Das Stadtarchiv erwarb eine schmuckvolle Glückwunschadresse an Fürst Bismarck und holte damit ein wichtiges Dokument nach 132 Jahren zurück nach Worms.

Glückwunschadresse der Arbeiter der Cornelius Heyl’schen Fabriken in Worms an Fürst Bismarck, 1885. (Quelle: Stadtarchiv Worms) 
Glückwunschadresse der Arbeiter der Cornelius Heyl’schen Fabriken in Worms an Fürst Bismarck, 1885. (Quelle: Stadtarchiv Worms)

Eindrucksvolle Dokumentation der Verehrung

Nach der Reichsgründung von 1871 wurde die Person des Reichsgründers Fürst Otto von Bismarck (1815-1898) für viele Deutsche zu einer Art lebenden Legende, verehrt und vielfältig (vor allem bei runden Geburtstagen) mit Geschenken und Grußadressen aus dem gesamten Reich und darüber hinaus überhäuft. Ein Teil dieser Sammlung wurde jetzt bei einem renommierten Auktionshaus in Königstein/Ts. versteigert. Dem Stadtarchiv Worms gelang es dabei, ein für die Geschichte der Stadt und ihres lange Zeit wichtigsten Arbeitgebers, der Lederwerke Cornelius Heyl, gleichermaßen wichtiges und repräsentatives Stück zu erwerben. 

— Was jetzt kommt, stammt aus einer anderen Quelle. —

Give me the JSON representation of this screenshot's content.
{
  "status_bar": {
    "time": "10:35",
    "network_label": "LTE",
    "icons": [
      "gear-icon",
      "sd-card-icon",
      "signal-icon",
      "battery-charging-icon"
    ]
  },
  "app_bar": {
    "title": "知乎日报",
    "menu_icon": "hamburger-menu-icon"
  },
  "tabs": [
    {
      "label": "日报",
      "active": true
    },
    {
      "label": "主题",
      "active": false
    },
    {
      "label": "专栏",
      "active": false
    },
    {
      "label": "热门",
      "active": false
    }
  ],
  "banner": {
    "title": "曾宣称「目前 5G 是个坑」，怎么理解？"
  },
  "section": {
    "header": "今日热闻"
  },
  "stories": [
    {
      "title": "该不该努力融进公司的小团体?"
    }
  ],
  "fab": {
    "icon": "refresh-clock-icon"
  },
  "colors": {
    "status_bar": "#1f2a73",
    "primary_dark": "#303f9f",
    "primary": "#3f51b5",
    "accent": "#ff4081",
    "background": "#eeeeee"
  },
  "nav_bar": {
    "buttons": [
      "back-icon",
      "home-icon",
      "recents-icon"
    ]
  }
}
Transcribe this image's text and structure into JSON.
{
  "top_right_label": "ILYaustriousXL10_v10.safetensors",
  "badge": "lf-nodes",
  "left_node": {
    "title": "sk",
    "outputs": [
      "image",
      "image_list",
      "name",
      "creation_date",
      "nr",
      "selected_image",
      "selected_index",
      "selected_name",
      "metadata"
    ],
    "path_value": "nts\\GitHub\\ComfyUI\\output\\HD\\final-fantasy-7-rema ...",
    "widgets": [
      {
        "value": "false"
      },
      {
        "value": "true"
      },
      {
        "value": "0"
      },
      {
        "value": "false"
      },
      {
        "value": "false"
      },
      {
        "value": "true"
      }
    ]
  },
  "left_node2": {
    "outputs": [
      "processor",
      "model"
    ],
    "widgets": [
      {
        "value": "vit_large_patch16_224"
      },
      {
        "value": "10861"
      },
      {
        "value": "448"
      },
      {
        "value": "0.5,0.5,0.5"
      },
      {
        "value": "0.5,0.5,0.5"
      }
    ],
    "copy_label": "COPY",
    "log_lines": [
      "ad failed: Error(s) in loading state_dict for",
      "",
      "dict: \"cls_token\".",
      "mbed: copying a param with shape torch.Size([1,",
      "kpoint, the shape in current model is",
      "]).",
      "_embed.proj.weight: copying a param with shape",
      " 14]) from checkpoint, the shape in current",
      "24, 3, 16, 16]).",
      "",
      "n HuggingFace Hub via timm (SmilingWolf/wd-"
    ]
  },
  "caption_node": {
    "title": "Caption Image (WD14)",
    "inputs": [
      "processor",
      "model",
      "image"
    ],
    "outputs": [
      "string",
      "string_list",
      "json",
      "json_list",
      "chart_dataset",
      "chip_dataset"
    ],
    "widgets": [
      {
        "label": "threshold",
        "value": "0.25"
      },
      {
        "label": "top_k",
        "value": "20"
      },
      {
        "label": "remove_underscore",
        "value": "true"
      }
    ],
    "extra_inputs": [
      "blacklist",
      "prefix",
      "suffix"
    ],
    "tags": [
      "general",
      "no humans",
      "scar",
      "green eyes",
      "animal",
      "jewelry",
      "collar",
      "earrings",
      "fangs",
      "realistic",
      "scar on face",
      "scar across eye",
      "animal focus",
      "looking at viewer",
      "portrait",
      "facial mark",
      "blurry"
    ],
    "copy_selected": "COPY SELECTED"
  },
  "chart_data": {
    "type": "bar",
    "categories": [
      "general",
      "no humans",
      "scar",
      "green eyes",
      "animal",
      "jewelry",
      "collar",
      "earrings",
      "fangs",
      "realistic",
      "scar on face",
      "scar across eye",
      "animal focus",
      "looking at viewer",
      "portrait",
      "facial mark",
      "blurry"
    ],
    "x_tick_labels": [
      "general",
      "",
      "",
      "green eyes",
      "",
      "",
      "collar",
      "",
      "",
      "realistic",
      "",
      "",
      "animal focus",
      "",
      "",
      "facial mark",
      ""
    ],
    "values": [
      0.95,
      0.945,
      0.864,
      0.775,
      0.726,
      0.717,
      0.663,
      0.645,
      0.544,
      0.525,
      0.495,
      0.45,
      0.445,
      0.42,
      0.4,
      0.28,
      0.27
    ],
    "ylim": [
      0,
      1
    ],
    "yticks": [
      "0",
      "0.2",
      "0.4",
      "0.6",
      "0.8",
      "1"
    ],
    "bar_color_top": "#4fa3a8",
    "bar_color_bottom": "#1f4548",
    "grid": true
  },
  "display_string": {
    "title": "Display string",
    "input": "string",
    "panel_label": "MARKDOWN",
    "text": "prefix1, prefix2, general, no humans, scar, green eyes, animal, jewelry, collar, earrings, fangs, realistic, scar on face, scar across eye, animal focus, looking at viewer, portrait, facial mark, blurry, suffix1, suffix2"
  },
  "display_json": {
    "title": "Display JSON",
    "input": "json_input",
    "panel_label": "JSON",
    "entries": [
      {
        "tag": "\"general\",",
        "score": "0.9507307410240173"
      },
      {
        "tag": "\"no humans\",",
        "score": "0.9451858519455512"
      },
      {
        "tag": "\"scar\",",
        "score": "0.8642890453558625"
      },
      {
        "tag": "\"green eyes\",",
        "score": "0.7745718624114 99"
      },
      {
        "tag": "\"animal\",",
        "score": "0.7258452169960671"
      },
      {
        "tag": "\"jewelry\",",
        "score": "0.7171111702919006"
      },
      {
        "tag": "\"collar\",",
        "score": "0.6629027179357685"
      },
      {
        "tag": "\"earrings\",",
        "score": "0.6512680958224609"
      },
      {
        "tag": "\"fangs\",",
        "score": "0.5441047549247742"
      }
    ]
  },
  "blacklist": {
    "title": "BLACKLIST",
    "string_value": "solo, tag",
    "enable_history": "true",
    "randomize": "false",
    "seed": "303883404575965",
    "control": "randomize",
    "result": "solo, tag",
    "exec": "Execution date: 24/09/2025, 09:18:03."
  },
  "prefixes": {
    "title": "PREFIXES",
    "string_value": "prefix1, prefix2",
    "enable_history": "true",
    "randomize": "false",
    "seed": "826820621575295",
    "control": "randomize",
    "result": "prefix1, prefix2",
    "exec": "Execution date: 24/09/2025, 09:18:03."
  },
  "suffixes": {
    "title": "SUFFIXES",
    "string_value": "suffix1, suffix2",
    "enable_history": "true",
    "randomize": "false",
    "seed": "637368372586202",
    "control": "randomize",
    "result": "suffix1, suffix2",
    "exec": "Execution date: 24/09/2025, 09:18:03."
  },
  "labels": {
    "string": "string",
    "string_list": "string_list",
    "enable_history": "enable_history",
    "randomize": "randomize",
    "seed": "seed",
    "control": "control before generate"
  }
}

Es handelt sich um eine aufwendig künstlerisch gestaltete, dem Reichskanzler 1885 (zu seinem 70. Geburtstag) überreichte Glückwunschadresse der Arbeiter der Cornelius Heyl’schen Fabriken in Worms. Neben dem mit farbiger Aquarellmalerei und kalligraphischem Text versehenen Schmuckblatt finden sich dort die Namen aller ca. 1800 Arbeiter der Werke mit ihren Unterschriften. 

Das Dokument unterstreicht die besondere Verehrung Bismarcks (seit 1870 Ehrenbürger von Worms) durch die kurz zuvor geadelte Familie von Heyl, die ihm 1890 ein erst kürzlich im Heylshofpark wieder errichtetes Denkmal stiftete. Das in Ledereinband mit goldgeprägten Deckeltitel gestaltete Geschenk ist nun nach mehr als 132 Jahren wieder nach Worms zurückgekehrt und dokumentiert eindrucksvoll die besondere Hochachtung, die dem Reichsgründer gerade hier zuteil geworden ist.